1.“Clinical Personal history of cancer”. Are they common cancer or hereditary cancer?

2.“Costs Out of pocket cost as barrier to medical care”. How to judge it?

Figure 2:

3.“Clinic hours do not fit my schedule” appears twice.

 

Discussion:

1.In the first paragraph, “However, it is also possible that index cases invited relatives with whom they have a better relationship and more open communication, which may also mean more invitations for relatives who followed through with cascade testing rather than untested relatives. Thus, it is also possible that rates of cascade testing are significantly lower among non-invited and non-participating relatives.” Should this sentence be placed in the limitation section?

2.In the six paragraph, does “Information for non-respondents’ cancer and genetic testing status was reported by the index cases and may be prone to bias” contradict the first sentence “The strength of our study is that uptake of testing is reported directly by relatives, as opposed to obtaining this information from index cases or from medical files, which may be biased or inaccurate” in the Discussion section?

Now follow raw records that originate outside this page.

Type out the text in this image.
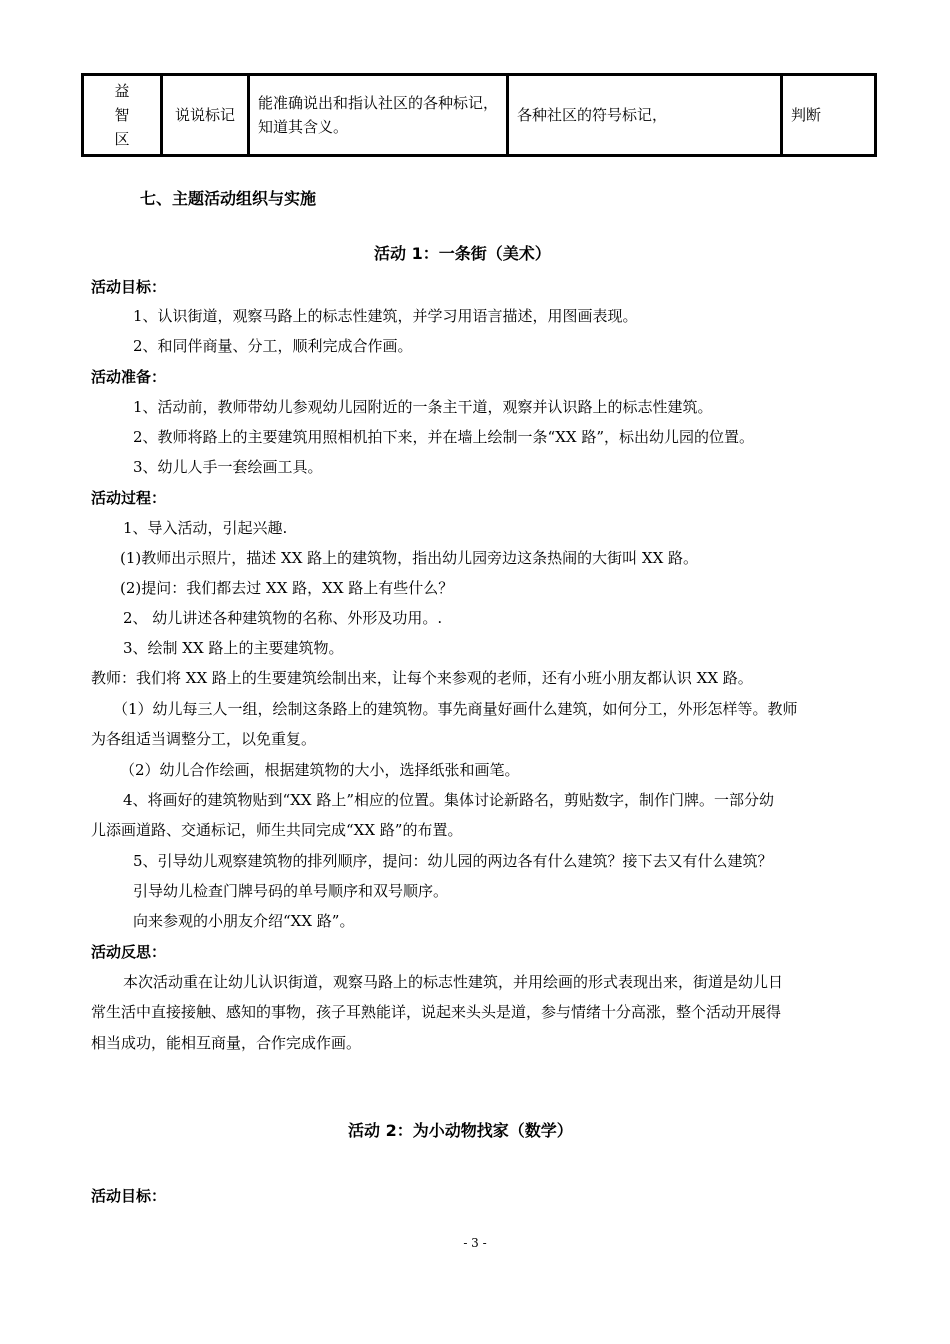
益
智
区	说说标记	能准确说出和指认社区的各种标记，知道其含义。	各种社区的符号标记，	判断
七、主题活动组织与实施
活动 1：一条街（美术）
活动目标：
1、认识街道，观察马路上的标志性建筑，并学习用语言描述，用图画表现。
2、和同伴商量、分工，顺利完成合作画。
活动准备：
1、活动前，教师带幼儿参观幼儿园附近的一条主干道，观察并认识路上的标志性建筑。
2、教师将路上的主要建筑用照相机拍下来，并在墙上绘制一条“XX 路”，标出幼儿园的位置。
3、幼儿人手一套绘画工具。
活动过程：
1、导入活动，引起兴趣.
(1)教师出示照片，描述 XX 路上的建筑物，指出幼儿园旁边这条热闹的大街叫 XX 路。
(2)提问：我们都去过 XX 路，XX 路上有些什么？
2、 幼儿讲述各种建筑物的名称、外形及功用。.
3、绘制 XX 路上的主要建筑物。
教师：我们将 XX 路上的生要建筑绘制出来，让每个来参观的老师，还有小班小朋友都认识 XX 路。
（1）幼儿每三人一组，绘制这条路上的建筑物。事先商量好画什么建筑，如何分工，外形怎样等。教师
为各组适当调整分工，以免重复。
（2）幼儿合作绘画，根据建筑物的大小，选择纸张和画笔。
4、将画好的建筑物贴到“XX 路上”相应的位置。集体讨论新路名，剪贴数字，制作门牌。一部分幼
儿添画道路、交通标记，师生共同完成“XX 路”的布置。
5、引导幼儿观察建筑物的排列顺序，提问：幼儿园的两边各有什么建筑？接下去又有什么建筑？
引导幼儿检查门牌号码的单号顺序和双号顺序。
向来参观的小朋友介绍“XX 路”。
活动反思：
本次活动重在让幼儿认识街道，观察马路上的标志性建筑，并用绘画的形式表现出来，街道是幼儿日
常生活中直接接触、感知的事物，孩子耳熟能详，说起来头头是道，参与情绪十分高涨，整个活动开展得
相当成功，能相互商量，合作完成作画。
活动 2：为小动物找家（数学）
活动目标：
- 3 -
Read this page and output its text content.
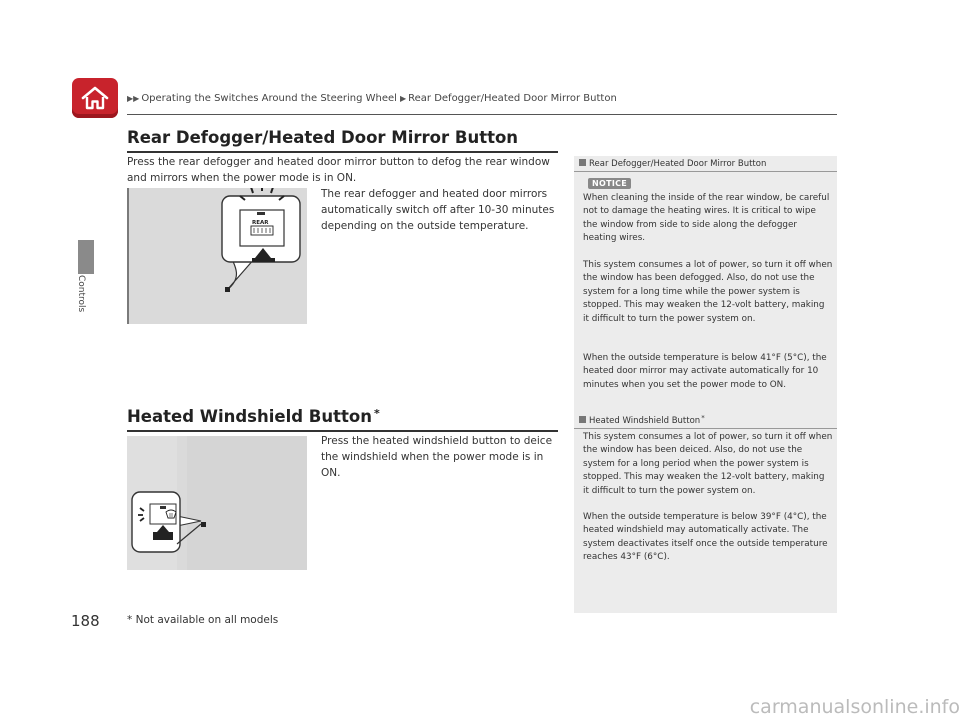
▶▶ Operating the Switches Around the Steering Wheel ▶ Rear Defogger/Heated Door Mirror Button
Controls
Rear Defogger/Heated Door Mirror Button
Press the rear defogger and heated door mirror button to defog the rear window and mirrors when the power mode is in ON.
The rear defogger and heated door mirrors automatically switch off after 10-30 minutes depending on the outside temperature.
REAR
Heated Windshield Button *
Press the heated windshield button to deice the windshield when the power mode is in ON.
Rear Defogger/Heated Door Mirror Button
NOTICE
When cleaning the inside of the rear window, be careful not to damage the heating wires. It is critical to wipe the window from side to side along the defogger heating wires.
This system consumes a lot of power, so turn it off when the window has been defogged. Also, do not use the system for a long time while the power system is stopped. This may weaken the 12-volt battery, making it difficult to turn the power system on.
When the outside temperature is below 41°F (5°C), the heated door mirror may activate automatically for 10 minutes when you set the power mode to ON.
Heated Windshield Button*
This system consumes a lot of power, so turn it off when the window has been deiced. Also, do not use the system for a long period when the power system is stopped. This may weaken the 12-volt battery, making it difficult to turn the power system on.
When the outside temperature is below 39°F (4°C), the heated windshield may automatically activate. The system deactivates itself once the outside temperature reaches 43°F (6°C).
188	* Not available on all models
carmanualsonline.info
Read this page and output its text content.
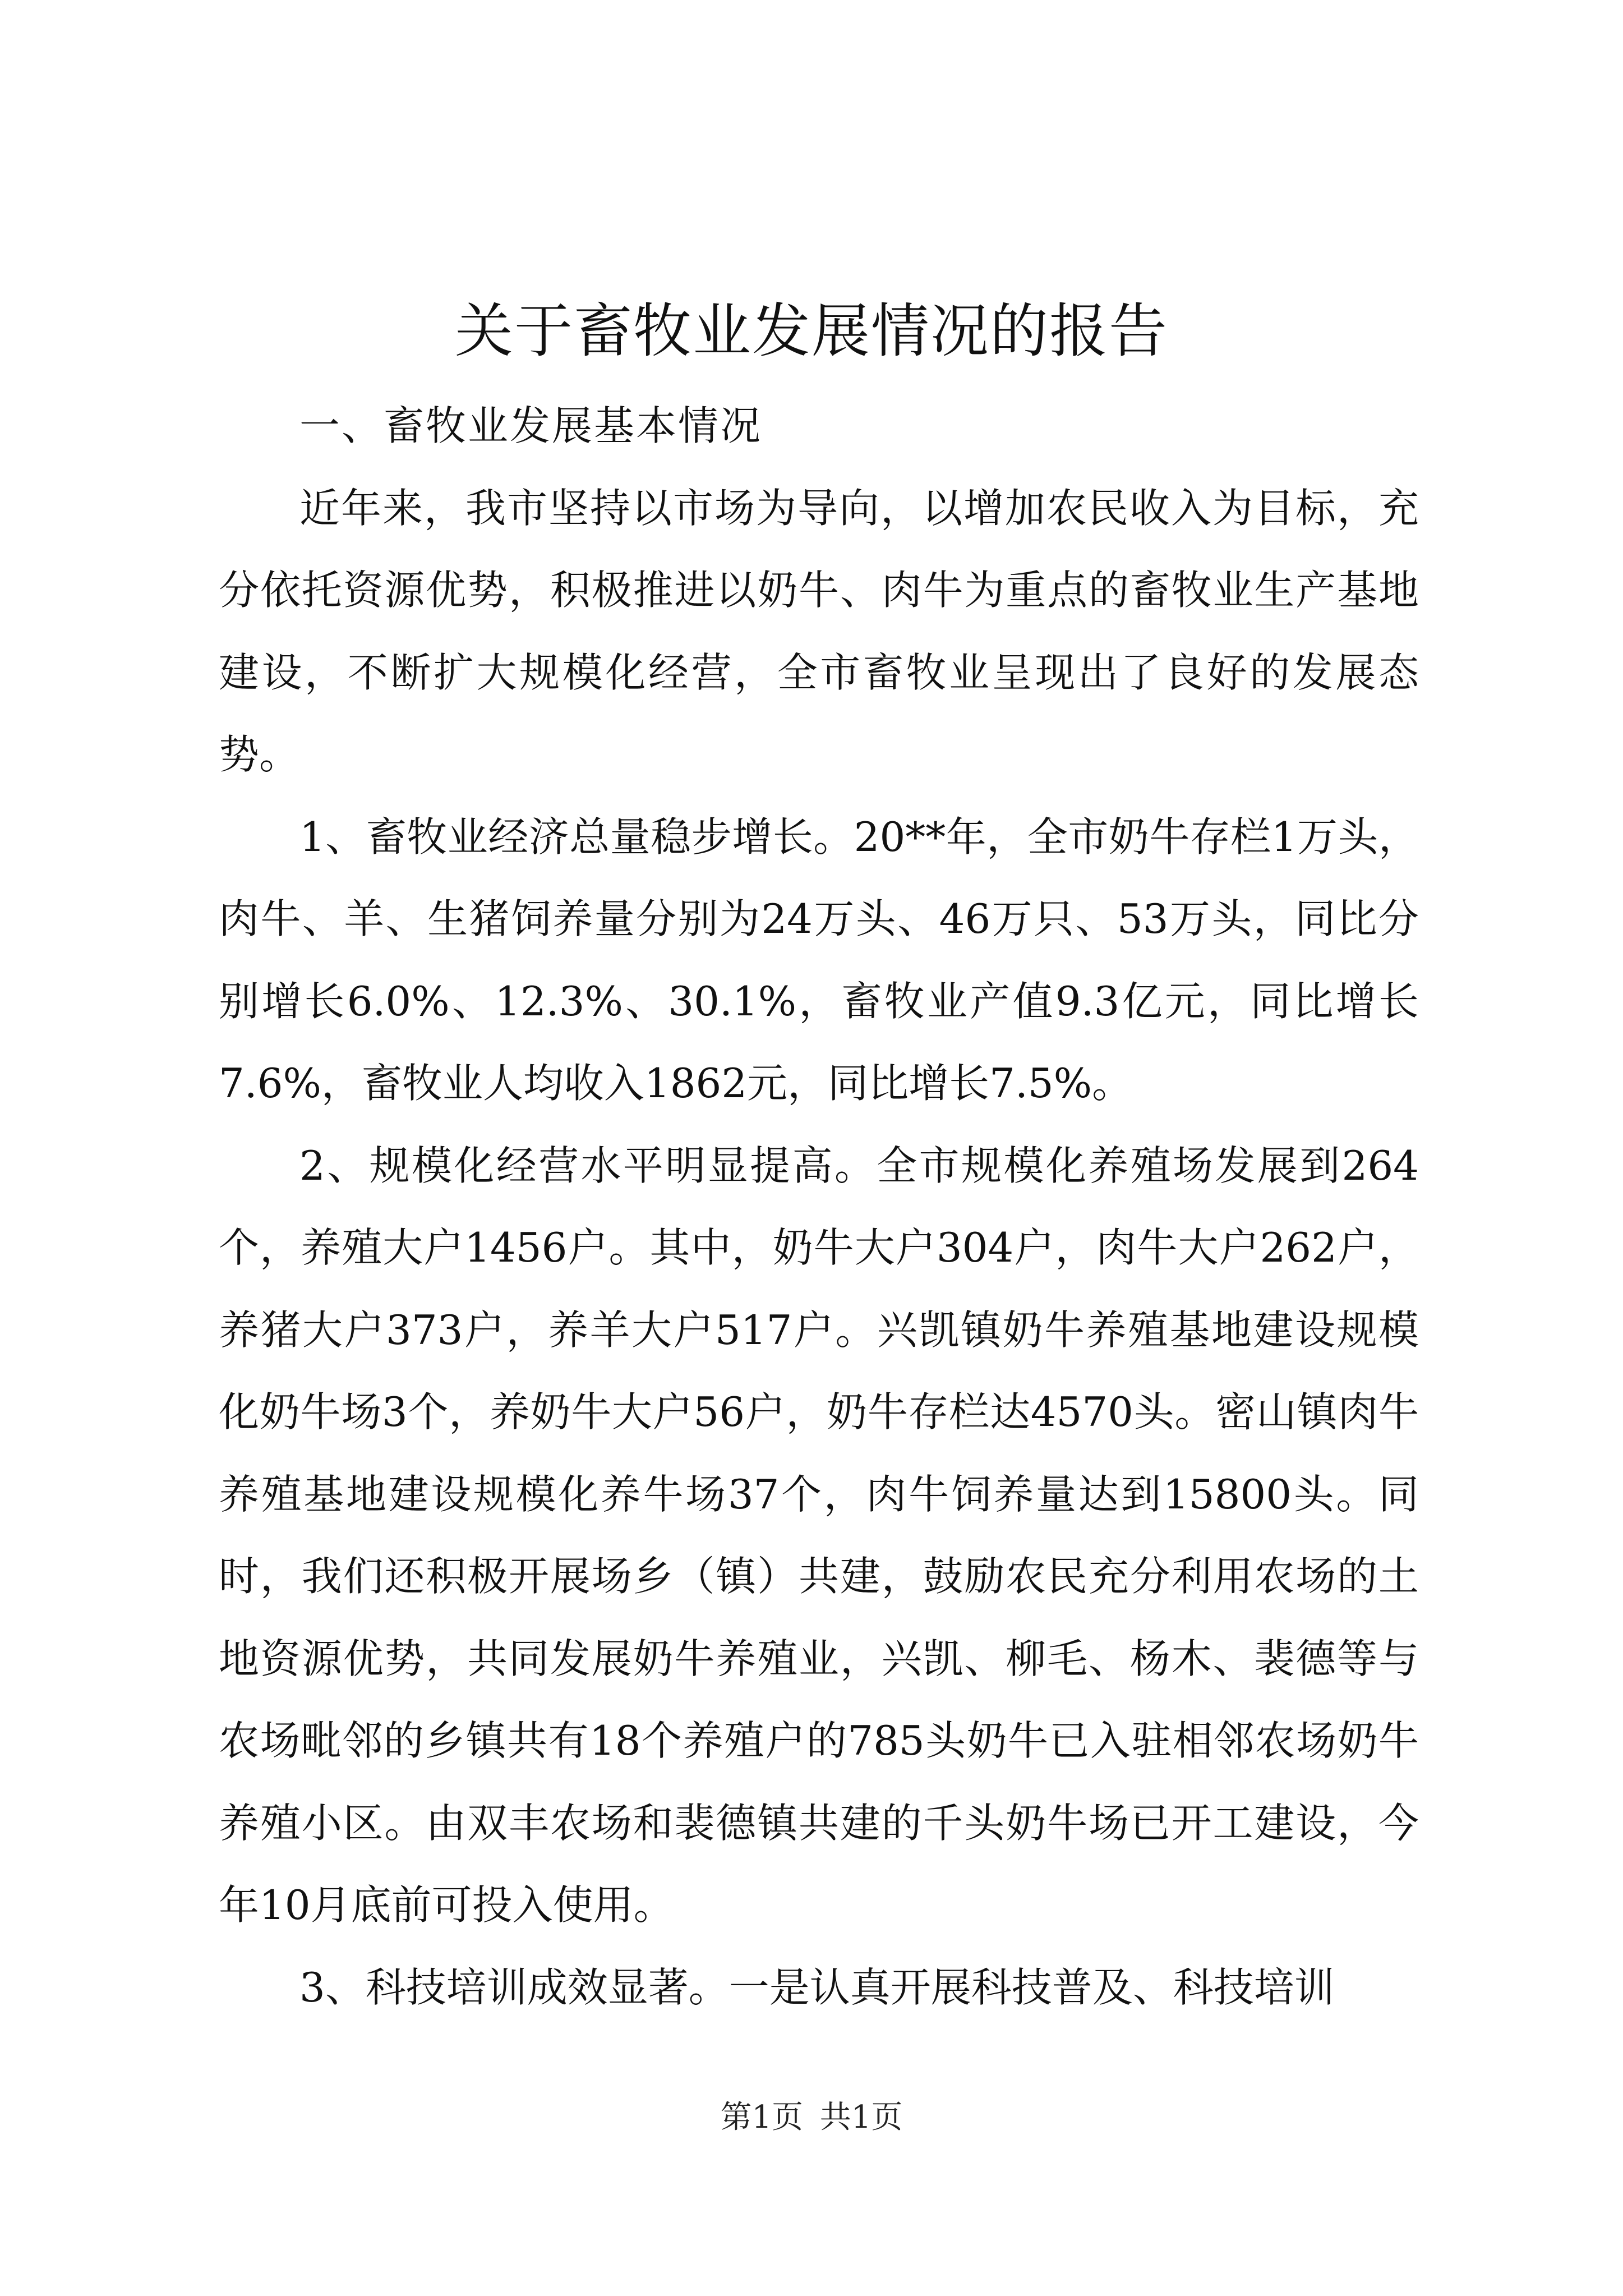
关于畜牧业发展情况的报告

一、畜牧业发展基本情况

近年来，我市坚持以市场为导向，以增加农民收入为目标，充分依托资源优势，积极推进以奶牛、肉牛为重点的畜牧业生产基地建设，不断扩大规模化经营，全市畜牧业呈现出了良好的发展态势。

1、畜牧业经济总量稳步增长。20**年，全市奶牛存栏1万头，肉牛、羊、生猪饲养量分别为24万头、46万只、53万头，同比分别增长6.0%、12.3%、30.1%，畜牧业产值9.3亿元，同比增长7.6%，畜牧业人均收入1862元，同比增长7.5%。

2、规模化经营水平明显提高。全市规模化养殖场发展到264个，养殖大户1456户。其中，奶牛大户304户，肉牛大户262户，养猪大户373户，养羊大户517户。兴凯镇奶牛养殖基地建设规模化奶牛场3个，养奶牛大户56户，奶牛存栏达4570头。密山镇肉牛养殖基地建设规模化养牛场37个，肉牛饲养量达到15800头。同时，我们还积极开展场乡（镇）共建，鼓励农民充分利用农场的土地资源优势，共同发展奶牛养殖业，兴凯、柳毛、杨木、裴德等与农场毗邻的乡镇共有18个养殖户的785头奶牛已入驻相邻农场奶牛养殖小区。由双丰农场和裴德镇共建的千头奶牛场已开工建设，今年10月底前可投入使用。

3、科技培训成效显著。一是认真开展科技普及、科技培训

第1页 共1页
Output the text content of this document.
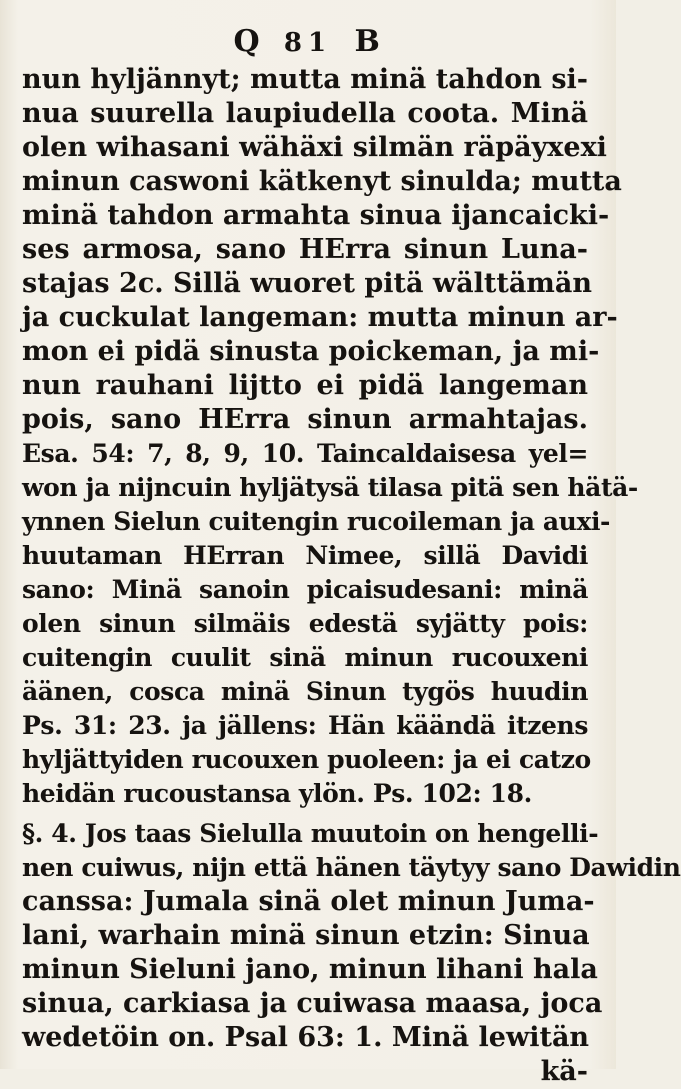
Q 81 B
nun hyljännyt; mutta minä tahdon si-
nua suurella laupiudella coota. Minä
olen wihasani wähäxi silmän räpäyxexi
minun caswoni kätkenyt sinulda; mutta
minä tahdon armahta sinua ijancaicki-
ses armosa, sano HErra sinun Luna-
stajas 2c. Sillä wuoret pitä wälttämän
ja cuckulat langeman: mutta minun ar-
mon ei pidä sinusta poickeman, ja mi-
nun rauhani lijtto ei pidä langeman
pois, sano HErra sinun armahtajas.
Esa. 54: 7, 8, 9, 10. Taincaldaisesa yel=
won ja nijncuin hyljätysä tilasa pitä sen hätä-
ynnen Sielun cuitengin rucoileman ja auxi-
huutaman HErran Nimee, sillä Davidi
sano: Minä sanoin picaisudesani: minä
olen sinun silmäis edestä syjätty pois:
cuitengin cuulit sinä minun rucouxeni
äänen, cosca minä Sinun tygös huudin
Ps. 31: 23. ja jällens: Hän käändä itzens
hyljättyiden rucouxen puoleen: ja ei catzo
heidän rucoustansa ylön. Ps. 102: 18.
§. 4. Jos taas Sielulla muutoin on hengelli-
nen cuiwus, nijn että hänen täytyy sano Dawidin
canssa: Jumala sinä olet minun Juma-
lani, warhain minä sinun etzin: Sinua
minun Sieluni jano, minun lihani hala
sinua, carkiasa ja cuiwasa maasa, joca
wedetöin on. Psal 63: 1. Minä lewitän
kä-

If some general information was provided by index cases, what was the reason for the refusal of these people to answer? It is recommended to indicate the sources of the different data types in the "Methods" section.

Author Response

Dear Reviewer 2,

Please see the attachment for a point by point response to your comments.

Author Response File: Author Response.docx

Round 2

Reviewer 2 Report

I think this version is muh better than the original one.